More: NOM is closely associated with many conservative American groups who quietly despise (and often publicly rebuke) Canadian ways. Many of us believe that U.S. border rules enacted during the Bush II administration were done partly to punish Canada for its liberalism. (At the time, most recently on its plan to relax marijuana laws. The fact that these ’security’ rules about petty drugs went into effect LONG after other rules supposedly enacted for security shortly after 9/11 seems suspect.)
When you add it up, NOM-RI had the motive, means, and opportunity to take Tim’s for a ride, embarrass them publicly, and get some free publicity for themselves — and all on OUR dime, off the sweat of OUR efforts.
I think there’s some evidence for this, especially in how Plante handled the fallout. Not once did he excuse or vindicate Tim’s, not once did he explain what actually happened (and it’s impossible that he doesn’t know), and not once did he or NOM-RI accept any blame whatsoever. They let Tim’s twist in the wind, blamed it all on us, and took every opportunity to make as much hay of it as possible. Perhaps the strongest evidence of all is that to this day, the image of the event brochure with Tim Hortons’ name on it is still online, almost as if to taunt them (and us).
I think this is likely what actually happened. If so, then we played right into their hands. Mr. Plante leveraged our reactionary anger, my talents, and Paul’s contacts, to his clients’ gain. Brilliantly played.
In that scendario, yes, I do feel like a jerk, and I’m sorry. Not sorry for Tim’s: They really did mess up, and legitimately deserved what they got, as far as I’m concerned.

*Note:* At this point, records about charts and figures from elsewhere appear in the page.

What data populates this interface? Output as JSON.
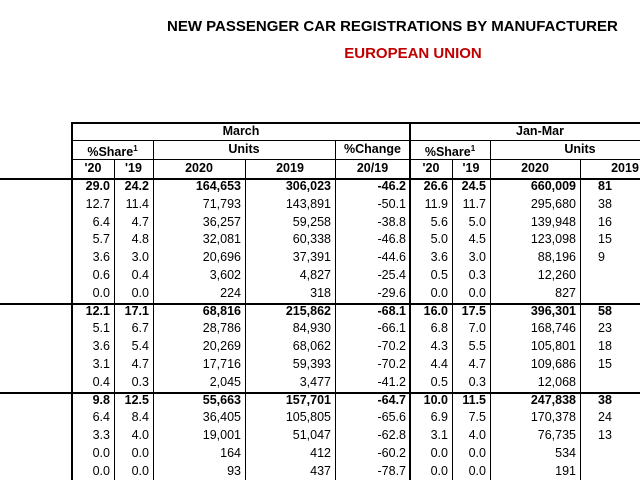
{
  "header": {
    "title": "NEW PASSENGER CAR REGISTRATIONS BY MANUFACTURER",
    "subtitle": "EUROPEAN UNION"
  },
  "table": {
    "march": {
      "label": "March",
      "share": "%Share",
      "share_note": "1",
      "units": "Units",
      "change": "%Change",
      "columns": [
        "'20",
        "'19",
        "2020",
        "2019",
        "20/19"
      ]
    },
    "janmar": {
      "label": "Jan-Mar",
      "share": "%Share",
      "share_note": "1",
      "units": "Units",
      "columns": [
        "'20",
        "'19",
        "2020",
        "2019"
      ]
    },
    "groups": [
      {
        "rows": [
          [
            "29.0",
            "24.2",
            "164,653",
            "306,023",
            "-46.2",
            "26.6",
            "24.5",
            "660,009",
            "81"
          ],
          [
            "12.7",
            "11.4",
            "71,793",
            "143,891",
            "-50.1",
            "11.9",
            "11.7",
            "295,680",
            "38"
          ],
          [
            "6.4",
            "4.7",
            "36,257",
            "59,258",
            "-38.8",
            "5.6",
            "5.0",
            "139,948",
            "16"
          ],
          [
            "5.7",
            "4.8",
            "32,081",
            "60,338",
            "-46.8",
            "5.0",
            "4.5",
            "123,098",
            "15"
          ],
          [
            "3.6",
            "3.0",
            "20,696",
            "37,391",
            "-44.6",
            "3.6",
            "3.0",
            "88,196",
            "9"
          ],
          [
            "0.6",
            "0.4",
            "3,602",
            "4,827",
            "-25.4",
            "0.5",
            "0.3",
            "12,260"
          ],
          [
            "0.0",
            "0.0",
            "224",
            "318",
            "-29.6",
            "0.0",
            "0.0",
            "827"
          ]
        ]
      },
      {
        "rows": [
          [
            "12.1",
            "17.1",
            "68,816",
            "215,862",
            "-68.1",
            "16.0",
            "17.5",
            "396,301",
            "58"
          ],
          [
            "5.1",
            "6.7",
            "28,786",
            "84,930",
            "-66.1",
            "6.8",
            "7.0",
            "168,746",
            "23"
          ],
          [
            "3.6",
            "5.4",
            "20,269",
            "68,062",
            "-70.2",
            "4.3",
            "5.5",
            "105,801",
            "18"
          ],
          [
            "3.1",
            "4.7",
            "17,716",
            "59,393",
            "-70.2",
            "4.4",
            "4.7",
            "109,686",
            "15"
          ],
          [
            "0.4",
            "0.3",
            "2,045",
            "3,477",
            "-41.2",
            "0.5",
            "0.3",
            "12,068"
          ]
        ]
      },
      {
        "rows": [
          [
            "9.8",
            "12.5",
            "55,663",
            "157,701",
            "-64.7",
            "10.0",
            "11.5",
            "247,838",
            "38"
          ],
          [
            "6.4",
            "8.4",
            "36,405",
            "105,805",
            "-65.6",
            "6.9",
            "7.5",
            "170,378",
            "24"
          ],
          [
            "3.3",
            "4.0",
            "19,001",
            "51,047",
            "-62.8",
            "3.1",
            "4.0",
            "76,735",
            "13"
          ],
          [
            "0.0",
            "0.0",
            "164",
            "412",
            "-60.2",
            "0.0",
            "0.0",
            "534"
          ],
          [
            "0.0",
            "0.0",
            "93",
            "437",
            "-78.7",
            "0.0",
            "0.0",
            "191"
          ]
        ]
      }
    ]
  }
}
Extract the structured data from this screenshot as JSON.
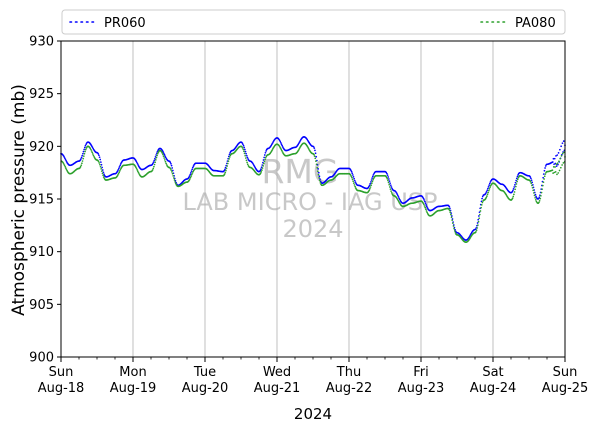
{
  "chart_data": {
    "type": "scatter",
    "xlabel": "2024",
    "ylabel": "Atmospheric pressure (mb)",
    "ylim": [
      900,
      930
    ],
    "yticks": [
      900,
      905,
      910,
      915,
      920,
      925,
      930
    ],
    "xlim": [
      "2024-08-18",
      "2024-08-25"
    ],
    "xticks": [
      {
        "date": "2024-08-18",
        "day": "Sun",
        "date_label": "Aug-18"
      },
      {
        "date": "2024-08-19",
        "day": "Mon",
        "date_label": "Aug-19"
      },
      {
        "date": "2024-08-20",
        "day": "Tue",
        "date_label": "Aug-20"
      },
      {
        "date": "2024-08-21",
        "day": "Wed",
        "date_label": "Aug-21"
      },
      {
        "date": "2024-08-22",
        "day": "Thu",
        "date_label": "Aug-22"
      },
      {
        "date": "2024-08-23",
        "day": "Fri",
        "date_label": "Aug-23"
      },
      {
        "date": "2024-08-24",
        "day": "Sat",
        "date_label": "Aug-24"
      },
      {
        "date": "2024-08-25",
        "day": "Sun",
        "date_label": "Aug-25"
      }
    ],
    "grid": "vertical-major",
    "legend_placement": "top",
    "watermark": [
      "RMG",
      "LAB MICRO - IAG USP",
      "2024"
    ],
    "series": [
      {
        "name": "PR060",
        "color": "#0000ff",
        "x": [
          "2024-08-18 00:00",
          "2024-08-18 03:00",
          "2024-08-18 06:00",
          "2024-08-18 09:00",
          "2024-08-18 12:00",
          "2024-08-18 15:00",
          "2024-08-18 18:00",
          "2024-08-18 21:00",
          "2024-08-19 00:00",
          "2024-08-19 03:00",
          "2024-08-19 06:00",
          "2024-08-19 09:00",
          "2024-08-19 12:00",
          "2024-08-19 15:00",
          "2024-08-19 18:00",
          "2024-08-19 21:00",
          "2024-08-20 00:00",
          "2024-08-20 03:00",
          "2024-08-20 06:00",
          "2024-08-20 09:00",
          "2024-08-20 12:00",
          "2024-08-20 15:00",
          "2024-08-20 18:00",
          "2024-08-20 21:00",
          "2024-08-21 00:00",
          "2024-08-21 03:00",
          "2024-08-21 06:00",
          "2024-08-21 09:00",
          "2024-08-21 12:00",
          "2024-08-21 15:00",
          "2024-08-21 18:00",
          "2024-08-21 21:00",
          "2024-08-22 00:00",
          "2024-08-22 03:00",
          "2024-08-22 06:00",
          "2024-08-22 09:00",
          "2024-08-22 12:00",
          "2024-08-22 15:00",
          "2024-08-22 18:00",
          "2024-08-22 21:00",
          "2024-08-23 00:00",
          "2024-08-23 03:00",
          "2024-08-23 06:00",
          "2024-08-23 09:00",
          "2024-08-23 12:00",
          "2024-08-23 15:00",
          "2024-08-23 18:00",
          "2024-08-23 21:00",
          "2024-08-24 00:00",
          "2024-08-24 03:00",
          "2024-08-24 06:00",
          "2024-08-24 09:00",
          "2024-08-24 12:00",
          "2024-08-24 15:00",
          "2024-08-24 18:00",
          "2024-08-24 21:00",
          "2024-08-25 00:00"
        ],
        "y": [
          919.3,
          918.2,
          918.6,
          920.4,
          919.4,
          917.1,
          917.4,
          918.7,
          918.9,
          917.8,
          918.2,
          919.8,
          918.6,
          916.3,
          916.9,
          918.4,
          918.4,
          917.7,
          917.6,
          919.6,
          920.4,
          918.6,
          917.6,
          919.8,
          920.8,
          919.6,
          919.9,
          920.9,
          920.0,
          916.5,
          917.1,
          917.9,
          917.9,
          916.3,
          916.0,
          917.6,
          917.6,
          915.8,
          914.6,
          915.1,
          915.3,
          913.9,
          914.3,
          914.4,
          911.8,
          911.1,
          912.1,
          915.4,
          916.9,
          916.4,
          915.6,
          917.5,
          917.2,
          915.0,
          918.3,
          918.6,
          920.1
        ]
      },
      {
        "name": "PA080",
        "color": "#2ca02c",
        "x": [
          "2024-08-18 00:00",
          "2024-08-18 03:00",
          "2024-08-18 06:00",
          "2024-08-18 09:00",
          "2024-08-18 12:00",
          "2024-08-18 15:00",
          "2024-08-18 18:00",
          "2024-08-18 21:00",
          "2024-08-19 00:00",
          "2024-08-19 03:00",
          "2024-08-19 06:00",
          "2024-08-19 09:00",
          "2024-08-19 12:00",
          "2024-08-19 15:00",
          "2024-08-19 18:00",
          "2024-08-19 21:00",
          "2024-08-20 00:00",
          "2024-08-20 03:00",
          "2024-08-20 06:00",
          "2024-08-20 09:00",
          "2024-08-20 12:00",
          "2024-08-20 15:00",
          "2024-08-20 18:00",
          "2024-08-20 21:00",
          "2024-08-21 00:00",
          "2024-08-21 03:00",
          "2024-08-21 06:00",
          "2024-08-21 09:00",
          "2024-08-21 12:00",
          "2024-08-21 15:00",
          "2024-08-21 18:00",
          "2024-08-21 21:00",
          "2024-08-22 00:00",
          "2024-08-22 03:00",
          "2024-08-22 06:00",
          "2024-08-22 09:00",
          "2024-08-22 12:00",
          "2024-08-22 15:00",
          "2024-08-22 18:00",
          "2024-08-22 21:00",
          "2024-08-23 00:00",
          "2024-08-23 03:00",
          "2024-08-23 06:00",
          "2024-08-23 09:00",
          "2024-08-23 12:00",
          "2024-08-23 15:00",
          "2024-08-23 18:00",
          "2024-08-23 21:00",
          "2024-08-24 00:00",
          "2024-08-24 03:00",
          "2024-08-24 06:00",
          "2024-08-24 09:00",
          "2024-08-24 12:00",
          "2024-08-24 15:00",
          "2024-08-24 18:00",
          "2024-08-24 21:00",
          "2024-08-25 00:00"
        ],
        "y": [
          918.6,
          917.4,
          917.9,
          920.0,
          918.7,
          916.8,
          917.0,
          918.2,
          918.3,
          917.1,
          917.6,
          919.6,
          918.0,
          916.2,
          916.6,
          917.9,
          917.9,
          917.2,
          917.2,
          919.3,
          920.0,
          918.0,
          917.3,
          919.2,
          920.2,
          919.1,
          919.3,
          920.3,
          919.3,
          916.3,
          916.8,
          917.4,
          917.4,
          915.8,
          915.6,
          917.2,
          917.2,
          915.3,
          914.3,
          914.6,
          914.8,
          913.4,
          913.9,
          914.1,
          911.6,
          910.9,
          911.8,
          914.9,
          916.5,
          915.8,
          914.9,
          917.2,
          916.8,
          914.6,
          917.6,
          917.8,
          919.0
        ]
      }
    ]
  }
}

I appreciate their quick action and apology, but I’ve worked for companies like that (as most of us have), and it’s easy for me to see how lax they had to be for this to happen. They learned an important lesson, and so did a lot of loyal gay customers of every business purporting to be gay friendly. But I’m sorry that I fed the monster, that I gave NOM-RI free publicity, LOTS of it.

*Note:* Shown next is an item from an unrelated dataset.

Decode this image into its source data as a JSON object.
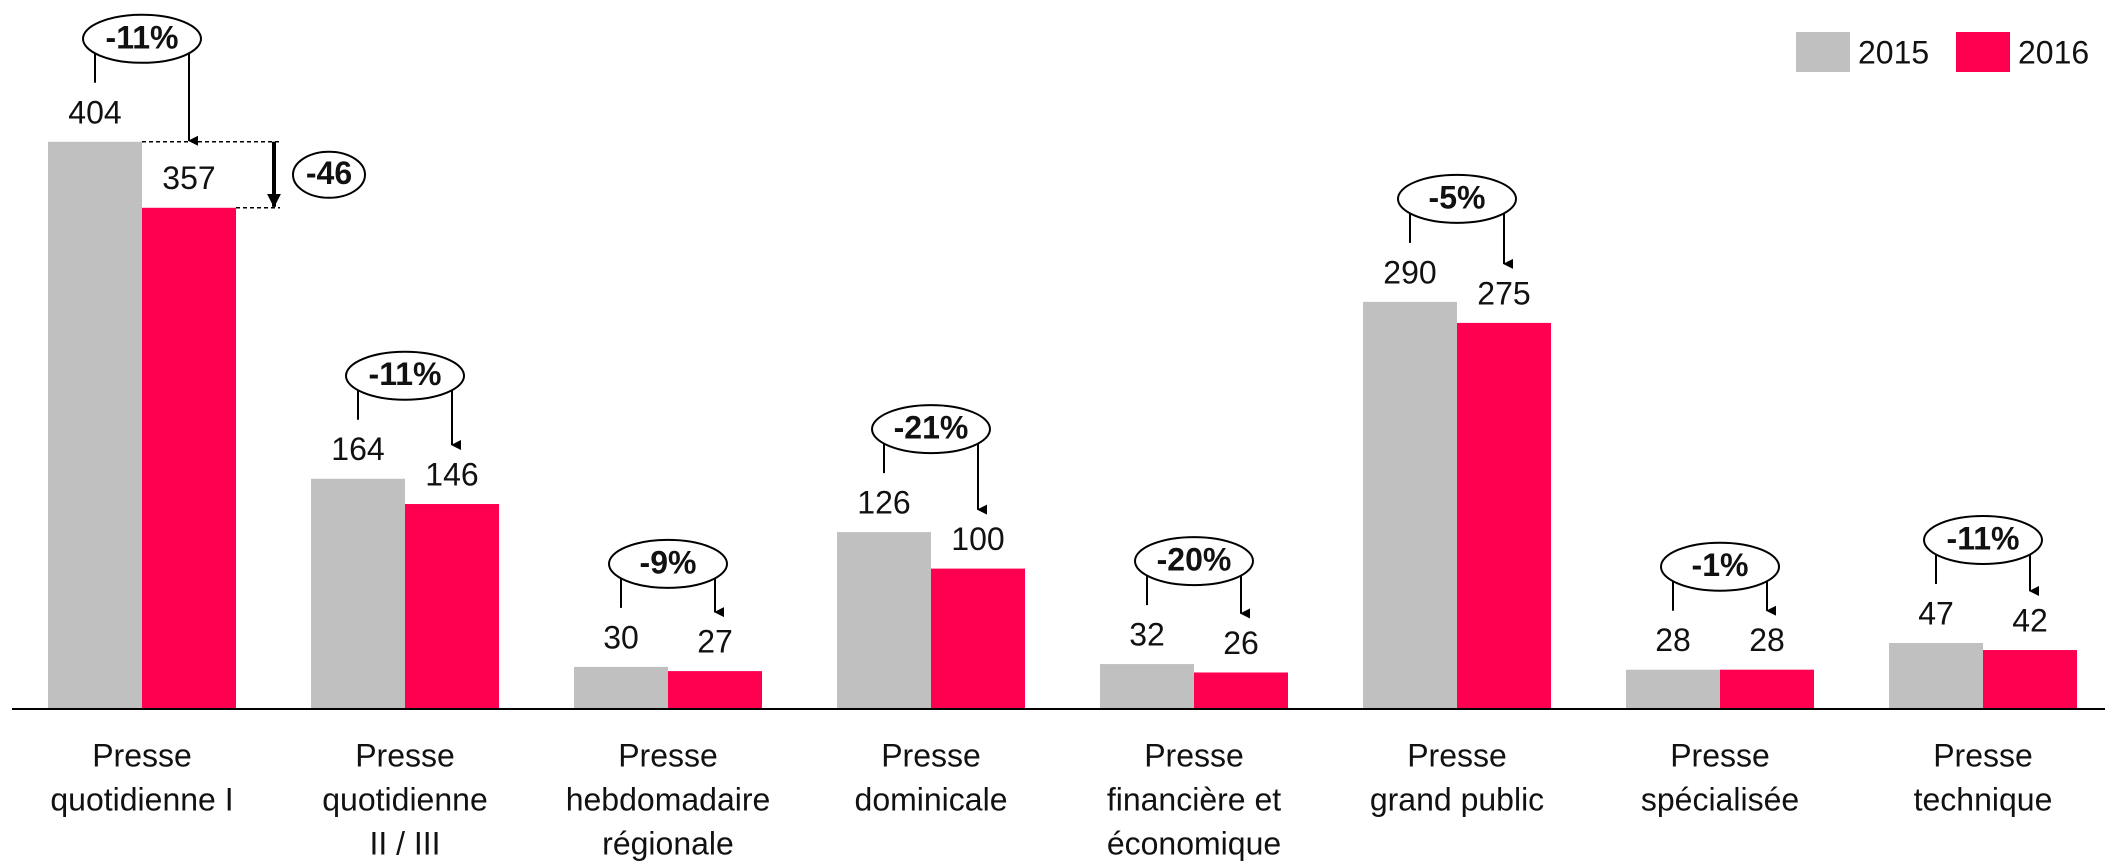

Tim Hortons is gone from Rhode Island now, but NOM-RI remains and we still do not have marriage equality. What has changed is that hopefully, we’re all a little wiser now. NOM-RI won’t be able to play that card again, which I like to think might cramp their style. Prospective sponsors will more carefully vet sponsorship requests, perhaps try using Google next time. (Or read their corporate operations manuals. I did read Tim’s, and the franchisee has no excuse.) I learned that though most of what I do online is mouse farts, an occasional elephant fart escapes, and it can embarrass more than just me.